Schwarzenegger proposed privatizing the lottery system a year ago as a way to pay down the state's debt. The idea intrigued lawmakers but failed to gain traction.

Late last year, the governor offered to use proceeds from a lottery lease to fund his now-defunct health care proposal. Democrats balked, saying the money wouldn't come for years.

Today, as the state faces a deficit through June 2009 now estimated at $9 billion, lawmakers from both sides are openly discussing the opportunity to generate billions of dollars for future budgets without having to raise taxes.

"I think it would be a mistake not to have everything on the table when we're in such a dire situation," said Assembly Republican leader Mike Villines.

The governor and lawmakers would have to reach consensus on what to do with a cash windfall and receive blessing from the education community, the current beneficiary of lottery revenues.

Beyond that, there may be opposing gambling interests to consider. Many Indian casinos have exclusive rights on electronic gambling devices, and a lottery expansion might conflict with newly minted state compacts.

"If their zones of exclusivity are breached, their payments to the state automatically stop," said Democratic political consultant Garry South, who has worked for governors and Indian tribes. "That's a factor Schwarzenegger and the Legislature have to take into account, because there's now several hundred millions going in every year under those contracts."

Launched by voters in 1984, the state lottery was billed as a windfall for public schools.
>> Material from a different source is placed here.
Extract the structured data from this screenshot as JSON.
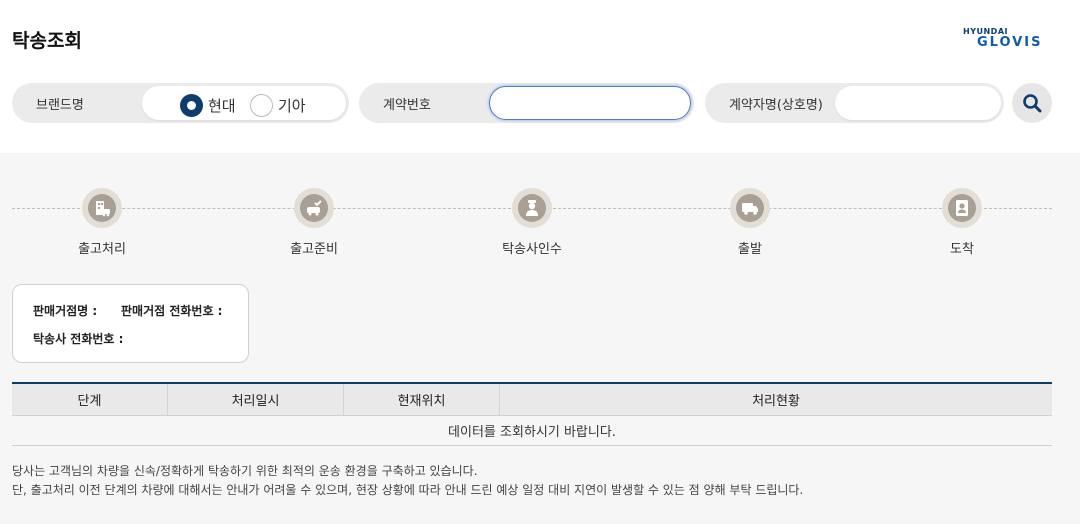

While it provides $1.2 billion annually, the Legislature's fiscal analyst says the amount actually makes up just 1.5 percent of total K-12 funding.

"Californians generally seem to believe the lottery provides a lot more for education than it really does," said Jason Dickerson of the Legislative Analyst's Office.

In fact, when adjusted for inflation, lottery revenues have remained stagnant for a decade. Last year, the lottery generated $3.3 billion in sales.

Hoping to improve on the returns, the Schwarzenegger administration last year suggested the state could generate as much as $37 billion in one-time money in exchange for letting a private investor run the business for 40 years. The governor suggested some of the cash could be used to close persisting deficits while the rest could be saved for a "rainy day" account.

Since then, the Legislature's fiscal watchdog has lowered the value of a lease to between $10 billion and $20 billion, citing historically lower lottery sales in California compared to other states.

Dickerson said private investors would likely want to loosen the rules so they could offer bigger jackpots and create new games. Currently, the lottery is hamstrung by the constitution from using new technologies, such as video lottery terminals that look like slot machines and feature instant payouts.

It is also banned from using casino themes such as roulette or blackjack.

"The technology and the gizmos that really drive successful state lotteries have changed significantly, but that has not happened in California because of the limitations passed by voters in 1984," South said. "Buying paper lottery tickets at the corner liquor store, that's not an attractive proposition."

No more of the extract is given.